19

404 52 6
                                    



Kısa genç yürüdüğü yolda çevredeki insanlara göz gezdirdi. Herkes grup halinde ayrılmış, gülüşerek farklı yönlere gidiyordu. Kalabalığın arasından sıyrıldı ve yokuş aşağı yürümeye başladı. Bu görüntüye daha fazla dayanabileceğim sanmıyordu çünkü.

Uzun bacakları ile hızlı ve aceleci adımlar atmaya başladı. Çevrede az insan kalana kadar böyle yürümeyi planlıyordu.

Okul çıkışı olduğu için bulundukları sokak kalabalık ve tanıdıklarla doluydu. Bunu sevmiyordu. Tanıdığı her bir yüzü gördükçe midesi kasılıyordu. Onlara görünmeye katlanamıyordu.
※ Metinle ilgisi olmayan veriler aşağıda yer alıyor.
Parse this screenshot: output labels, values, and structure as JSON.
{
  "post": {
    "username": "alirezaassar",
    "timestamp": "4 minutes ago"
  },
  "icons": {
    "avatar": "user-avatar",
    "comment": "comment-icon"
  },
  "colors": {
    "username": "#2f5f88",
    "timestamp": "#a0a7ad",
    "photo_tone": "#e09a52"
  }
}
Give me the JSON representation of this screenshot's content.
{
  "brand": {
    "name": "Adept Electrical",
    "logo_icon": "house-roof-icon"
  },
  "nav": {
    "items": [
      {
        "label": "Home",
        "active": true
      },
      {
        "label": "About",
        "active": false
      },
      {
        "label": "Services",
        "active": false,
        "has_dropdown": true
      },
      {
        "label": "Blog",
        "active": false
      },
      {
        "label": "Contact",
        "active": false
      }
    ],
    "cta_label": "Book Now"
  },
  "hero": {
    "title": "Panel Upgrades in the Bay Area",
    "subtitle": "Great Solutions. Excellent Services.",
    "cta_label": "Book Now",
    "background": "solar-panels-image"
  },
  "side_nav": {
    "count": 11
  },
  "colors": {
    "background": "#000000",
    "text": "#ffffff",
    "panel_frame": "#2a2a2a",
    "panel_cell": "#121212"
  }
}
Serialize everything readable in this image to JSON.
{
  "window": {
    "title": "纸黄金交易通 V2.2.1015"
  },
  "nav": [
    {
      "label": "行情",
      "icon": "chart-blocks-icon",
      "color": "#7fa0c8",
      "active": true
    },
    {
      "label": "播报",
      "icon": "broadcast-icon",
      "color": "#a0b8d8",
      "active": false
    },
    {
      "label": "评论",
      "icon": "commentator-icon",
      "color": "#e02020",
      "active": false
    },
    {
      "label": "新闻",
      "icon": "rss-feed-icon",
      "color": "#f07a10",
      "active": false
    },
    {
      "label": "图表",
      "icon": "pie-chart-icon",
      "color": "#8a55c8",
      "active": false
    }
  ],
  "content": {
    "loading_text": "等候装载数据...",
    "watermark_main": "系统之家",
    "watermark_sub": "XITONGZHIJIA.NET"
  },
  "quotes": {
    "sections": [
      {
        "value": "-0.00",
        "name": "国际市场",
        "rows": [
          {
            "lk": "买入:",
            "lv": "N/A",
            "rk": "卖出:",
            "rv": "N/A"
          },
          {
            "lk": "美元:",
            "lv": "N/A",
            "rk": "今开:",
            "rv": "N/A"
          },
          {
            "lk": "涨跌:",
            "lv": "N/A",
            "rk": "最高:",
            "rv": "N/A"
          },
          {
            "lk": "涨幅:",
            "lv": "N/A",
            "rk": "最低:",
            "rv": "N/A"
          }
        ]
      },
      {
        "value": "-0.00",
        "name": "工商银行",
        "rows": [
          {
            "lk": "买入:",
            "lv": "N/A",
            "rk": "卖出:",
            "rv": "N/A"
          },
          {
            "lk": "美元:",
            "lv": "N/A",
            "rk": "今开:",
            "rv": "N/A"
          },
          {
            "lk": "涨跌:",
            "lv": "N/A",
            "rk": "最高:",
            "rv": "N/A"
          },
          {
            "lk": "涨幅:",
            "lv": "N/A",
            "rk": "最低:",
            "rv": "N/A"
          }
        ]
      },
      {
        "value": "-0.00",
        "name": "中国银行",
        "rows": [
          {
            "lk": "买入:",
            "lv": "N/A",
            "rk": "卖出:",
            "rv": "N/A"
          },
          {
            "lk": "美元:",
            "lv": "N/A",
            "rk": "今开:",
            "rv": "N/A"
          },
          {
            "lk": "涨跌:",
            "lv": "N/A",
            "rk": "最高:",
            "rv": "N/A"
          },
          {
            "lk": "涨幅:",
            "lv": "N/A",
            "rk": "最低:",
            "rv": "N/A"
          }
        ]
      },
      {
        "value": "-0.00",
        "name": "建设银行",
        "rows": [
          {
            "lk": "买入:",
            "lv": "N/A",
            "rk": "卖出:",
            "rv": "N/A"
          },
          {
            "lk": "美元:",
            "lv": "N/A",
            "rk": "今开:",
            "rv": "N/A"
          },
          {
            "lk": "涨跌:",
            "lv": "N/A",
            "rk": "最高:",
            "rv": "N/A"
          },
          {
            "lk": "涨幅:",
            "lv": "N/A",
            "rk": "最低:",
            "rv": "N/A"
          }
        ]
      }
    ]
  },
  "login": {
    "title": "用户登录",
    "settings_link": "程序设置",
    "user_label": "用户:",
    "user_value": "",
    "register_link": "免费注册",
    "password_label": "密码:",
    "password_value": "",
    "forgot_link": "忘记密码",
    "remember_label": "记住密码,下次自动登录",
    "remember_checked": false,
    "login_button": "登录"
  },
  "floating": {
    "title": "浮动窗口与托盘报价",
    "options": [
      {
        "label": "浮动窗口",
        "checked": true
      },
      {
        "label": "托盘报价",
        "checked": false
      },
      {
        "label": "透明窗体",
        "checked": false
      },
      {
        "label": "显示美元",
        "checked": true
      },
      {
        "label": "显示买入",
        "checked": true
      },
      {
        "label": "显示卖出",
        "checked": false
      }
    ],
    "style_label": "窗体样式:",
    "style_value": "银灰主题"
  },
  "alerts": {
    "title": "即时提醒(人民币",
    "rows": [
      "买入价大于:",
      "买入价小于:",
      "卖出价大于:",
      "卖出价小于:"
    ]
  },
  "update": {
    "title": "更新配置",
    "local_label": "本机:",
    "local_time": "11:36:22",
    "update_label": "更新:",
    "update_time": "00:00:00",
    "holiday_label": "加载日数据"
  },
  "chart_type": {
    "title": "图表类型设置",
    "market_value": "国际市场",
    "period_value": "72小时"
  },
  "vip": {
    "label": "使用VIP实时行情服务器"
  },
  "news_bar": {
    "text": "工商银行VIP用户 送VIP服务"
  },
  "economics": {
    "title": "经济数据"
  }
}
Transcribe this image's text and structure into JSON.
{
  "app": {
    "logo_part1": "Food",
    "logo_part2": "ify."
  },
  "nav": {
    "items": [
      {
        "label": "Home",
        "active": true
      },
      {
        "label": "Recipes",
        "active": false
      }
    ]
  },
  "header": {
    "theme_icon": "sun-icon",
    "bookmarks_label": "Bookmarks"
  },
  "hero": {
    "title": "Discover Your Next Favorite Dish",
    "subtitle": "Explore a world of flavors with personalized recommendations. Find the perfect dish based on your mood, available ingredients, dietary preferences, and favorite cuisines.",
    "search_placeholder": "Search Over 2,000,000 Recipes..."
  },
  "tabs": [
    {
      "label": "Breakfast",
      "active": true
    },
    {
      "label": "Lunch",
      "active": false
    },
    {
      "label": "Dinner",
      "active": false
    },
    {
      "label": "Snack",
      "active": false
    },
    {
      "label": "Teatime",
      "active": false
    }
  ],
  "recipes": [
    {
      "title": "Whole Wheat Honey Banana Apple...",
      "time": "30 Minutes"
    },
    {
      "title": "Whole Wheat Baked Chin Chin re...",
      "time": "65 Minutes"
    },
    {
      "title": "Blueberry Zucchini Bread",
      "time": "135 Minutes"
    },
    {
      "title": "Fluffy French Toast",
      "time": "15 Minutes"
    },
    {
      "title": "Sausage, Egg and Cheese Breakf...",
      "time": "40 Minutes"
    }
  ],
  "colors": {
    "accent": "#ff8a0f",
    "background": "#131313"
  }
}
Hızlı adımlarını yavaşlatmadan sokağın çıkışına ilerledi. Kulaklıklarından kulağını bas bas dolduran müzik kalabalığın gürültüsünü bastırıyordu ve tek şansı buydu o an için.

Okulu yorucuydu, sırtındaki ağır çanta jöle misali sallanan bacaklarına yardımcı olmuyordu. Tersine, ense kökünden ayak uçlarına kadar bir ağrının hücum etmesine sebep oluyordu.

Soğumaya başlayan hava sayesinde yüzünü kapatan ve perçemi andıran saçları onu terletmiyordu, hızlı adımlarına rağmen hafifçe süzülüyordu sadece sarı-kahve tutamlar.

İçinin aksine çok sakin bir hava veriyordu genç, sadece acelesi varmış yada eve gitmeye can atıyormuş gibiydi. Dışarıdan gören biri şarkı sözlerine odaklanamayacak kadar düşünceli olduğunu fark edemezdi.

Yüzünü kapatan maskesinin altından kızaran burnunu çektiğini veyahut dudaklarını kanatırcasına ısırdığını da fark edemezdi. 

Belki de bu yüzden minho asla tam anlamıyla fark edememişti onu.

Maskesini çıkarmaya tenezzül etseydi eğer, iyi ya da kötü fark ederdi bir ihtimal.

Ama genç çocuk korkaktı.

Yardım isteyemeyecek kadar korkaktı.

Ve Tanrı korkak insanları her zaman önce sınardı.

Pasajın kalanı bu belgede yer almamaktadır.